Ted Hughes’s 92-year-old brother Gerald has written a memoir about their childhood in Yorkshire, England. The manuscript was “discovered” at the London book fair this week, when the poet’s daughter mentioned to a publisher that her uncle was putting the finishing touches on the book. "It's an evocative account of their childhood together,” publisher Jeremy Robson said of Ted and I, which will come out in the UK this fall. “Roaming the fields, fishing, shooting—all the material for Ted's later poems, and a good deal more."

Americans are dominating the shortlist for Britain’s Orange Prize—an annual award granted to a novel written by a woman in English. Of the six nominees, four—Cynthia Ozick, Ann Patchett, Madeline Miller, and Canadian Esi Edugyan—hail from this side of the Atlantic.

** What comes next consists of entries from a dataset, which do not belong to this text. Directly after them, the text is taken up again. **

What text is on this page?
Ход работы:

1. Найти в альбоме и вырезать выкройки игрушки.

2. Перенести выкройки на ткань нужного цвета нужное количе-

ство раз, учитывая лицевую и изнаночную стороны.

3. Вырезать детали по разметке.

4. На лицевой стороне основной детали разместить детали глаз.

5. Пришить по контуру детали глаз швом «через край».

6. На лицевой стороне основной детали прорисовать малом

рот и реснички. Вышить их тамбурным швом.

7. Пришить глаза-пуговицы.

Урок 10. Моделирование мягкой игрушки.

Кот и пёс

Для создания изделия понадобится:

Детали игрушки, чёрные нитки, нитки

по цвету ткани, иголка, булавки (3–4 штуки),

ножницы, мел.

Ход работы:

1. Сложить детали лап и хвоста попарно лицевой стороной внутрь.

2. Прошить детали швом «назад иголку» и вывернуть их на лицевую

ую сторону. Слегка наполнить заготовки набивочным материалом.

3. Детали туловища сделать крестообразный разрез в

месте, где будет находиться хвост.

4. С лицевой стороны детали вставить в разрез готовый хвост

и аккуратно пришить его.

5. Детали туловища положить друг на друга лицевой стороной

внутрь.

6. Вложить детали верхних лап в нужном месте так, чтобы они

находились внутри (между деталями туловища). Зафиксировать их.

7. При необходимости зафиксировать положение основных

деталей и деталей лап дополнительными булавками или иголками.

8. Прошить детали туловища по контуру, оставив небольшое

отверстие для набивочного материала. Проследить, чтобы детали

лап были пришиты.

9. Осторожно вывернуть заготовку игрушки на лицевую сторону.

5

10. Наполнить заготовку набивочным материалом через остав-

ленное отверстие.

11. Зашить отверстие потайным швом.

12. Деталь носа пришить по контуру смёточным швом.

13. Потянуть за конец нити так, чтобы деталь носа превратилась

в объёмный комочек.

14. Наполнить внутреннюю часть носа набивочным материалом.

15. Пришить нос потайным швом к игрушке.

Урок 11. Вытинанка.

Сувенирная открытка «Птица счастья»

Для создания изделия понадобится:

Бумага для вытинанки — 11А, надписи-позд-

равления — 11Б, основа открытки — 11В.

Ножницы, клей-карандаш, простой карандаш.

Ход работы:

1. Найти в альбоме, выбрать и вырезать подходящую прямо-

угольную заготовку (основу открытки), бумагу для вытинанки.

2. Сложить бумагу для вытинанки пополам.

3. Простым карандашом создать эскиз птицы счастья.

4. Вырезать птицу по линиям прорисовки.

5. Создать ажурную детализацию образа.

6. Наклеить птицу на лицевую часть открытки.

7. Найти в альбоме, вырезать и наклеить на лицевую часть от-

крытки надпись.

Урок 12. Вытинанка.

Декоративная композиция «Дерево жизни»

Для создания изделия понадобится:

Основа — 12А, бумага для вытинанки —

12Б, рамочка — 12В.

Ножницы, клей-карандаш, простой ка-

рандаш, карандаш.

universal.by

Jonathan Lethem “writes” a YouTube essay on Roosevelt, New Jersey, for The New Inquiry.

Knopf is pulling a 2666 and will release Haruki Murakami’s epic IQ84 as a three-book paperback set. You can see John Gall’s design (which we prefer over the Chip Kidd hardcover) here.

The Los Angeles Review of Books has just unveiled their new site, complete with new reviews, essays, and interviews by Maria Bustillos, Geoff Nicholson, and Mark McGurl.

Portland’s innovative Publication Studio, the brainchild of novelist Matthew Stadler and Patricia No, is in New York to showcase some of its latest titles, which include Kevin Killian’s Spreadeagle and STS’s Golden Brothers. (We also recommend Dodie Bellamy’s The Buddhist.) Their series of events starts tonight with a mixer at MoMA, continues on Friday at Printed Matter, and then, on Saturday, moves to a restaurant for a five-course meal.